L’une des grosses tendances des années 2010 consiste à remettre au goût du jour le R&B, style monstrueusement vendeur dans les années 90. Désormais largement déserté par les gros producteurs, il est devenu le terrain de jeu de tout un tas de jeunes personnes talentueuses : AlunaGeorge, Jessie Ware, The Weeknd, How To Dress Well et Frank Ocean entre autres.
Avec ce disque de Jessy Lanza, chanteuse canadienne de formation classique, qui a été produit par Jeremy Greenspan (l’un des deux Junior Boys), le label Hyperdub rattrape le train en marche et en profite pour mettre un premier pied dans la pop. L’objectif ici n’est pas de suivre l’exemple Disclosure et de viser les sommets des charts à coups de refrains accrocheurs. Lanza entre dans une structure bien connue des fans de dubstep anglais, l’antre de la bass-music cérébrale initiée par Kode9 et repaire d’artistes tels que Burial, Zomby et Flying Lotus. Pull My Hair Back tire aussi ses origines, pour les profanes, d’un autre sous-genre des années 90 baptisé (le plus modestement du monde) IDM pour « Intelligent Dance Music ». Quand on pense néo-R&B ou alt-R&B, AlunaGeorge est ce qu’il se fait de plus pop. L’expérimentale Jessy Lanza, elle, se placerait plutôt de l’autre côté du spectre.

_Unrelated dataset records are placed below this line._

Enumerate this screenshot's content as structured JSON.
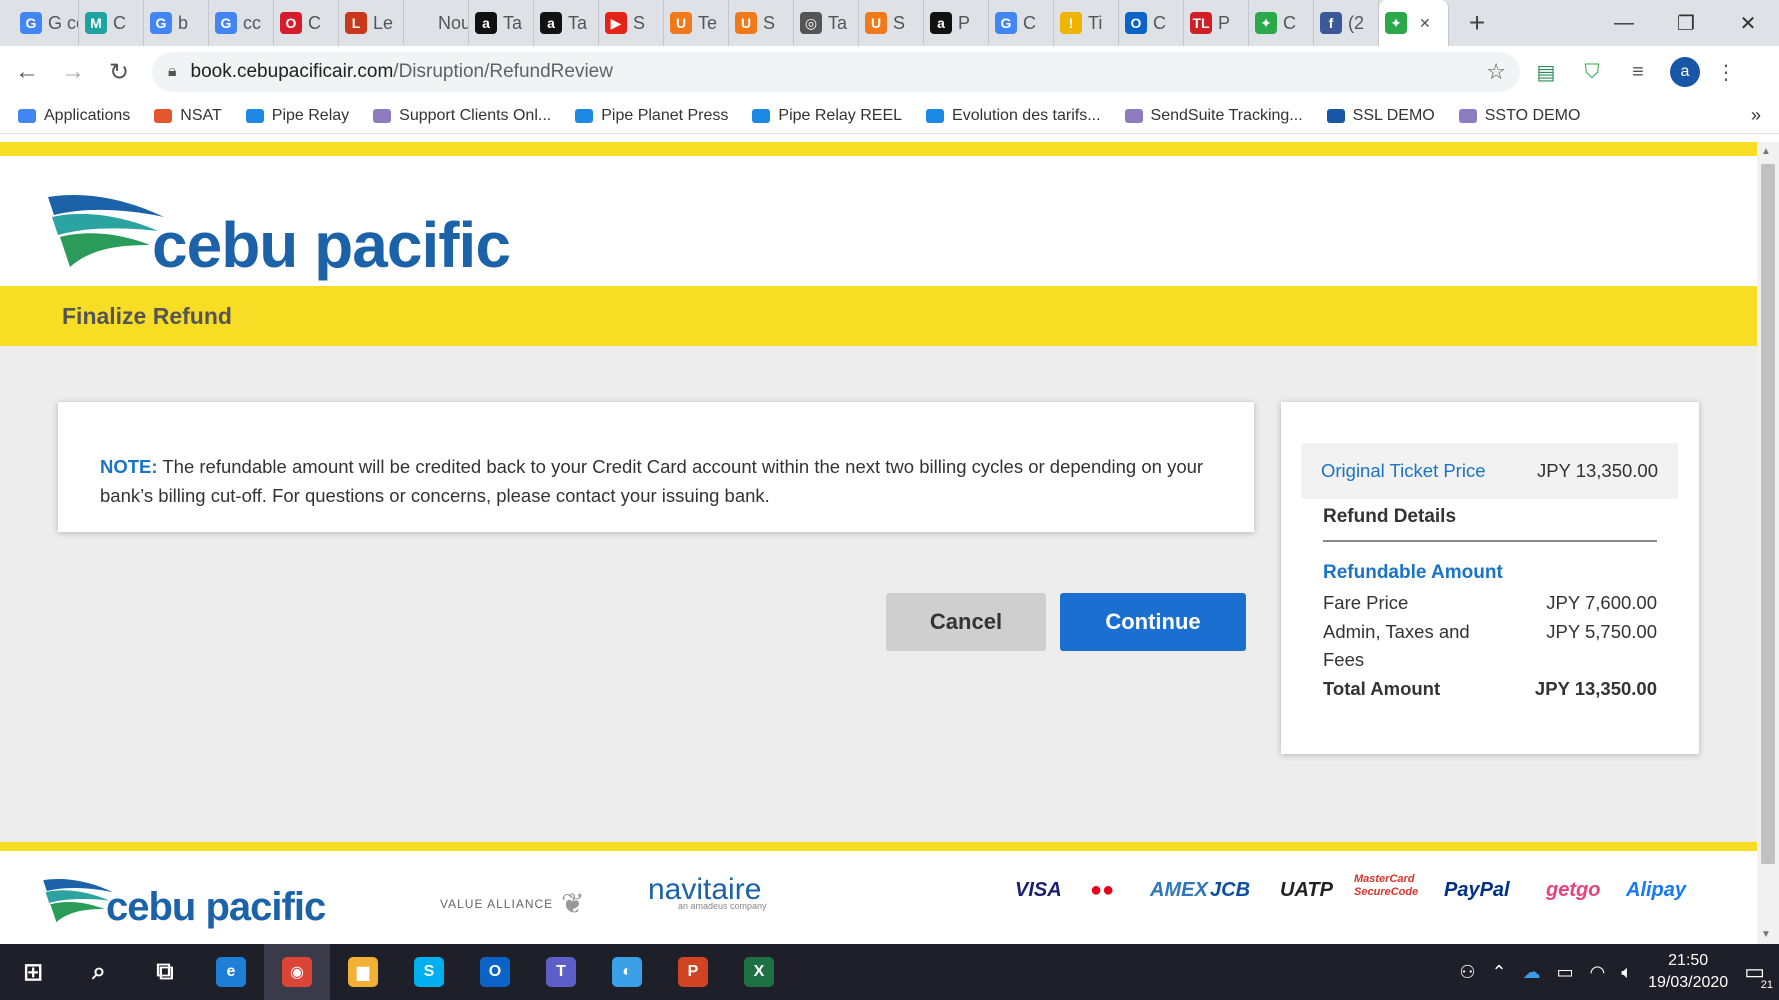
{
  "browser": {
    "tabs": [
      {
        "icon": "google-icon",
        "label": "G cc",
        "color": "#4285f4",
        "glyph": "G"
      },
      {
        "icon": "m-icon",
        "label": "C",
        "color": "#20a39e",
        "glyph": "M"
      },
      {
        "icon": "google-icon",
        "label": "b",
        "color": "#4285f4",
        "glyph": "G"
      },
      {
        "icon": "google-icon",
        "label": "cc",
        "color": "#4285f4",
        "glyph": "G"
      },
      {
        "icon": "opera-icon",
        "label": "C",
        "color": "#d61b2a",
        "glyph": "O"
      },
      {
        "icon": "office-icon",
        "label": "Le",
        "color": "#c9381c",
        "glyph": "L"
      },
      {
        "icon": "blank-icon",
        "label": "Nouv",
        "color": "#dee1e6",
        "glyph": ""
      },
      {
        "icon": "amazon-icon",
        "label": "Ta",
        "color": "#111111",
        "glyph": "a"
      },
      {
        "icon": "amazon-icon",
        "label": "Ta",
        "color": "#111111",
        "glyph": "a"
      },
      {
        "icon": "youtube-icon",
        "label": "S",
        "color": "#e62117",
        "glyph": "▶"
      },
      {
        "icon": "u-icon",
        "label": "Te",
        "color": "#f07a1a",
        "glyph": "U"
      },
      {
        "icon": "u-icon",
        "label": "S",
        "color": "#f07a1a",
        "glyph": "U"
      },
      {
        "icon": "globe-icon",
        "label": "Ta",
        "color": "#555555",
        "glyph": "◎"
      },
      {
        "icon": "u-icon",
        "label": "S",
        "color": "#f07a1a",
        "glyph": "U"
      },
      {
        "icon": "amazon-icon",
        "label": "P",
        "color": "#111111",
        "glyph": "a"
      },
      {
        "icon": "google-icon",
        "label": "C",
        "color": "#4285f4",
        "glyph": "G"
      },
      {
        "icon": "warning-icon",
        "label": "Ti",
        "color": "#f0b400",
        "glyph": "!"
      },
      {
        "icon": "outlook-icon",
        "label": "C",
        "color": "#0a64c8",
        "glyph": "O"
      },
      {
        "icon": "tl-icon",
        "label": "P",
        "color": "#d01f26",
        "glyph": "TL"
      },
      {
        "icon": "bird-icon",
        "label": "C",
        "color": "#2aa84a",
        "glyph": "✦"
      },
      {
        "icon": "facebook-icon",
        "label": "(2",
        "color": "#3b5998",
        "glyph": "f"
      },
      {
        "icon": "bird-icon",
        "label": "",
        "color": "#2aa84a",
        "glyph": "✦"
      }
    ],
    "new_tab_glyph": "+",
    "url_domain": "book.cebupacificair.com",
    "url_path": "/Disruption/RefundReview",
    "avatar_letter": "a",
    "bookmarks": [
      {
        "label": "Applications",
        "color": "#4285f4"
      },
      {
        "label": "NSAT",
        "color": "#e4572e"
      },
      {
        "label": "Pipe Relay",
        "color": "#1e88e5"
      },
      {
        "label": "Support Clients Onl...",
        "color": "#8e7cc3"
      },
      {
        "label": "Pipe Planet Press",
        "color": "#1e88e5"
      },
      {
        "label": "Pipe Relay REEL",
        "color": "#1e88e5"
      },
      {
        "label": "Evolution des tarifs...",
        "color": "#1e88e5"
      },
      {
        "label": "SendSuite Tracking...",
        "color": "#8e7cc3"
      },
      {
        "label": "SSL DEMO",
        "color": "#1a56a8"
      },
      {
        "label": "SSTO DEMO",
        "color": "#8e7cc3"
      }
    ],
    "bookmarks_more": "»"
  },
  "site": {
    "logo_text": "cebu pacific",
    "section_title": "Finalize Refund",
    "note_label": "NOTE:",
    "note_text": "The refundable amount will be credited back to your Credit Card account within the next two billing cycles or depending on your bank’s billing cut-off. For questions or concerns, please contact your issuing bank.",
    "cancel_label": "Cancel",
    "continue_label": "Continue",
    "summary": {
      "original_label": "Original Ticket Price",
      "original_value": "JPY 13,350.00",
      "details_heading": "Refund Details",
      "refundable_heading": "Refundable Amount",
      "rows": [
        {
          "label": "Fare Price",
          "value": "JPY 7,600.00"
        },
        {
          "label": "Admin, Taxes and Fees",
          "value": "JPY 5,750.00"
        }
      ],
      "total_label": "Total Amount",
      "total_value": "JPY 13,350.00"
    },
    "footer": {
      "value_alliance": "VALUE ALLIANCE",
      "navitaire": "navitaire",
      "navitaire_sub": "an amadeus company",
      "payments": [
        {
          "label": "VISA",
          "color": "#1a1f71"
        },
        {
          "label": "●●",
          "color": "#eb001b"
        },
        {
          "label": "AMEX",
          "color": "#2e77bb"
        },
        {
          "label": "JCB",
          "color": "#0b4ea2"
        },
        {
          "label": "UATP",
          "color": "#222222"
        },
        {
          "label": "MasterCard SecureCode",
          "color": "#d8332a"
        },
        {
          "label": "PayPal",
          "color": "#003087"
        },
        {
          "label": "getgo",
          "color": "#e8417b"
        },
        {
          "label": "Alipay",
          "color": "#1677ff"
        }
      ]
    }
  },
  "taskbar": {
    "apps": [
      {
        "name": "start-icon",
        "glyph": "⊞",
        "color": "transparent"
      },
      {
        "name": "search-icon",
        "glyph": "⌕",
        "color": "transparent"
      },
      {
        "name": "task-view-icon",
        "glyph": "⧉",
        "color": "transparent"
      },
      {
        "name": "edge-icon",
        "glyph": "e",
        "color": "#1d7fd8"
      },
      {
        "name": "chrome-icon",
        "glyph": "◉",
        "color": "#db4437"
      },
      {
        "name": "explorer-icon",
        "glyph": "▆",
        "color": "#f2b134"
      },
      {
        "name": "skype-icon",
        "glyph": "S",
        "color": "#00aff0"
      },
      {
        "name": "outlook-icon",
        "glyph": "O",
        "color": "#0a64c8"
      },
      {
        "name": "teams-icon",
        "glyph": "T",
        "color": "#5b5fc7"
      },
      {
        "name": "chat-icon",
        "glyph": "◐",
        "color": "#3aa0e8"
      },
      {
        "name": "powerpoint-icon",
        "glyph": "P",
        "color": "#d04423"
      },
      {
        "name": "excel-icon",
        "glyph": "X",
        "color": "#1e7145"
      }
    ],
    "time": "21:50",
    "date": "19/03/2020",
    "notif_count": "21"
  },
  "colors": {
    "brand_yellow": "#f7dd24",
    "brand_blue": "#1b62a9",
    "link_blue": "#1a73c8",
    "continue_blue": "#1a6fd0"
  }
}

Sur Pull My Hair Back, les sonorités apparaissent parfois comme des réminiscences classieuses de certaines BO romantiques – très probablement fantasmées d’ailleurs, mais c’est un autre débat – de films américains des années 80, la voix rêveuse puisant quant à elle ses nuances dans le fameux R&B première époque d’Aaliyah & co, comme sur le sensuel et minimaliste « Kathy Lee ». À l’opposé, quand Greenspan muscle ses lignes de basses, par exemple sur « Fuck Diamond », avec ses dubs de voix joueuses et ses claps délicieusement old-school, l’atmosphère est plus propice à électriser un moment « intime » qu’à retourner un dance-floor (ce que la dame est tout à fait à même de faire, comme sur produit par Ikonika).
La voix de Jessy Lanza prend toute son envergure sur « Against The Wall », sommet de l’album où la canadienne revisite la disco à coups de guitares funky et à la force d’un feulement incisif et retenu, comme lâché à distance et placé en réponse aux parties de clavier. Sa voix parvient à créer un groove de plus en plus fiévreux à mesure que la machine s’emballe. Sur « Keep Moving », son débit saccadé remplace presque le beat du morceau. Même topo sur « As If ». Quand elle chante pour de vrai, le résultat est tout aussi impressionnant : ses notes sur le refrain de « Pull My Hair Back » sont juste assez aigües pour faire décoller le morceau, quand ses trémolos de Mariah Carey des cimes servent de pont rêvé. En bref, plutôt que de simplement tenir son rôle de chanteuse, elle intègre pleinement son organe dans la construction des morceaux. Et ce choix s’avère diablement efficace.
En plus d’arrangements électro sans fioritures, Jessy Lanza s’affirme donc via un style de chant unique et mis aux nues intelligemment par la production que n’aurait pas reniée un certain Jamie xx. Elle rappelle parfois Grimes ou Chromatics, avec son style sobre et détaché qui pourrait, à la première écoute, donner un côté un peu trop glacial à l’ensemble. Mais cette première livraison de sensualité éthérée et dopée aux basses fréquences est parée de suffisamment d’éclats pour qu’on ait envie de s’y attarder un peu, le temps de briser la glace.